Creating data partition in R

Aiden picture Aiden · Jul 20, 2016 · Viewed 26.1k times · Source

With caret package, when creating data partition 75% training and 25% test, we use:

inTrain<- createDataPartition(y=spam$type,p=0.75, list=FALSE)

Note: dataset is named spam and target variable is named type

My question is, what is the purpose of including y=spam$type argument?

Isn’t the purpose of creating data partitions simply to split the entire data set based on the proportion you require for training vs testing? Why is there the need to include that argument in the code?

Answer

Imran Ali picture Imran Ali · Jul 20, 2016

I have assumed that the createDataPartition() in question is referring to the caret package.
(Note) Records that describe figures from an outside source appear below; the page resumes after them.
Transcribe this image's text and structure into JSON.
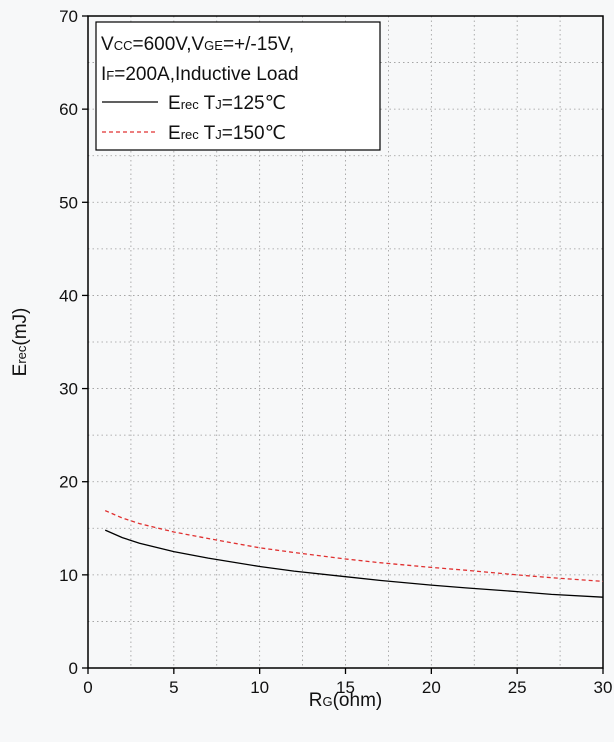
{
  "chart_data": {
    "type": "line",
    "xlabel": {
      "main": "R",
      "sub": "G",
      "rest": "(ohm)"
    },
    "ylabel": {
      "main": "E",
      "sub": "rec",
      "rest": "(mJ)"
    },
    "xlim": [
      0,
      30
    ],
    "ylim": [
      0,
      70
    ],
    "x_ticks": [
      0,
      5,
      10,
      15,
      20,
      25,
      30
    ],
    "y_ticks": [
      0,
      10,
      20,
      30,
      40,
      50,
      60,
      70
    ],
    "x_tick_labels": [
      "0",
      "5",
      "10",
      "15",
      "20",
      "25",
      "30"
    ],
    "y_tick_labels": [
      "0",
      "10",
      "20",
      "30",
      "40",
      "50",
      "60",
      "70"
    ],
    "grid": true,
    "legend_position": "top-left",
    "legend": {
      "conditions_line1": [
        {
          "t": "V",
          "sub": false
        },
        {
          "t": "CC",
          "sub": true
        },
        {
          "t": "=600V,V",
          "sub": false
        },
        {
          "t": "GE",
          "sub": true
        },
        {
          "t": "=+/-15V,",
          "sub": false
        }
      ],
      "conditions_line2": [
        {
          "t": "I",
          "sub": false
        },
        {
          "t": "F",
          "sub": true
        },
        {
          "t": "=200A,Inductive Load",
          "sub": false
        }
      ]
    },
    "series": [
      {
        "name": [
          {
            "t": "E",
            "sub": false
          },
          {
            "t": "rec",
            "sub": true
          },
          {
            "t": " T",
            "sub": false
          },
          {
            "t": "J",
            "sub": true
          },
          {
            "t": "=125℃",
            "sub": false
          }
        ],
        "color": "#000000",
        "dash": "solid",
        "x": [
          1,
          2,
          3,
          5,
          7,
          10,
          12,
          15,
          17,
          20,
          22,
          25,
          27,
          30
        ],
        "y": [
          14.8,
          14.0,
          13.4,
          12.5,
          11.8,
          10.9,
          10.4,
          9.8,
          9.4,
          8.9,
          8.6,
          8.2,
          7.9,
          7.6
        ]
      },
      {
        "name": [
          {
            "t": "E",
            "sub": false
          },
          {
            "t": "rec",
            "sub": true
          },
          {
            "t": " T",
            "sub": false
          },
          {
            "t": "J",
            "sub": true
          },
          {
            "t": "=150℃",
            "sub": false
          }
        ],
        "color": "#e03030",
        "dash": "dashed",
        "x": [
          1,
          2,
          3,
          5,
          7,
          10,
          12,
          15,
          17,
          20,
          22,
          25,
          27,
          30
        ],
        "y": [
          16.9,
          16.1,
          15.5,
          14.6,
          13.9,
          12.9,
          12.4,
          11.7,
          11.3,
          10.8,
          10.5,
          10.0,
          9.7,
          9.3
        ]
      }
    ]
  }
}
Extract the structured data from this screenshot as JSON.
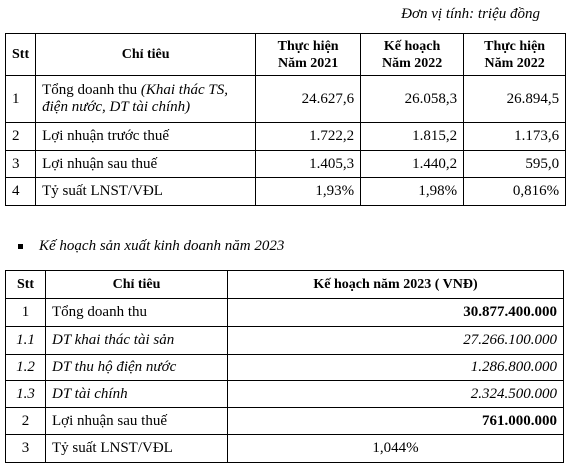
{
  "header": {
    "unit": "Đơn vị tính: triệu đồng"
  },
  "table1": {
    "columns": [
      "Stt",
      "Chỉ tiêu",
      "Thực hiện\nNăm 2021",
      "Kế hoạch\nNăm 2022",
      "Thực hiện\nNăm 2022"
    ],
    "rows": [
      [
        {
          "text": "1"
        },
        {
          "text": "Tổng doanh thu",
          "note": "(Khai thác TS, điện nước, DT tài chính)"
        },
        {
          "text": "24.627,6"
        },
        {
          "text": "26.058,3"
        },
        {
          "text": "26.894,5"
        }
      ],
      [
        {
          "text": "2"
        },
        {
          "text": "Lợi nhuận trước thuế"
        },
        {
          "text": "1.722,2"
        },
        {
          "text": "1.815,2"
        },
        {
          "text": "1.173,6"
        }
      ],
      [
        {
          "text": "3"
        },
        {
          "text": "Lợi nhuận sau thuế"
        },
        {
          "text": "1.405,3"
        },
        {
          "text": "1.440,2"
        },
        {
          "text": "595,0"
        }
      ],
      [
        {
          "text": "4"
        },
        {
          "text": "Tỷ suất LNST/VĐL"
        },
        {
          "text": "1,93%"
        },
        {
          "text": "1,98%"
        },
        {
          "text": "0,816%"
        }
      ]
    ]
  },
  "section": {
    "title": "Kế hoạch sản xuất kinh doanh năm 2023"
  },
  "table2": {
    "columns": [
      "Stt",
      "Chỉ tiêu",
      "Kế hoạch năm 2023 ( VNĐ)"
    ],
    "rows": [
      [
        {
          "text": "1"
        },
        {
          "text": "Tổng doanh thu"
        },
        {
          "text": "30.877.400.000"
        }
      ],
      [
        {
          "text": "1.1"
        },
        {
          "text": "DT khai thác tài sản"
        },
        {
          "text": "27.266.100.000"
        }
      ],
      [
        {
          "text": "1.2"
        },
        {
          "text": "DT thu hộ điện nước"
        },
        {
          "text": "1.286.800.000"
        }
      ],
      [
        {
          "text": "1.3"
        },
        {
          "text": "DT tài chính"
        },
        {
          "text": "2.324.500.000"
        }
      ],
      [
        {
          "text": "2"
        },
        {
          "text": "Lợi nhuận sau thuế"
        },
        {
          "text": "761.000.000"
        }
      ],
      [
        {
          "text": "3"
        },
        {
          "text": "Tỷ suất LNST/VĐL"
        },
        {
          "text": "1,044%"
        }
      ]
    ]
  }
}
If sample$type argument is a factor which is generally the case, the random sampling occurs within each class.

Some more explanation: For example if we were to partition the iris data set in the same proportion as in your question.

attach(iris)
summary(iris)

notice the numbers against each species. Now using the following command:

library(caret)
inTrain <- createDataPartition(y=Species, p=0.75, list=FALSE)  

inTrain would take approximately 75% rows from each species, which can be verified by issuing the following command:

summary(iris[inTrain,])

There are 50 species in each category, and 38 (approximately 75%)have been randomly selected for the training data set.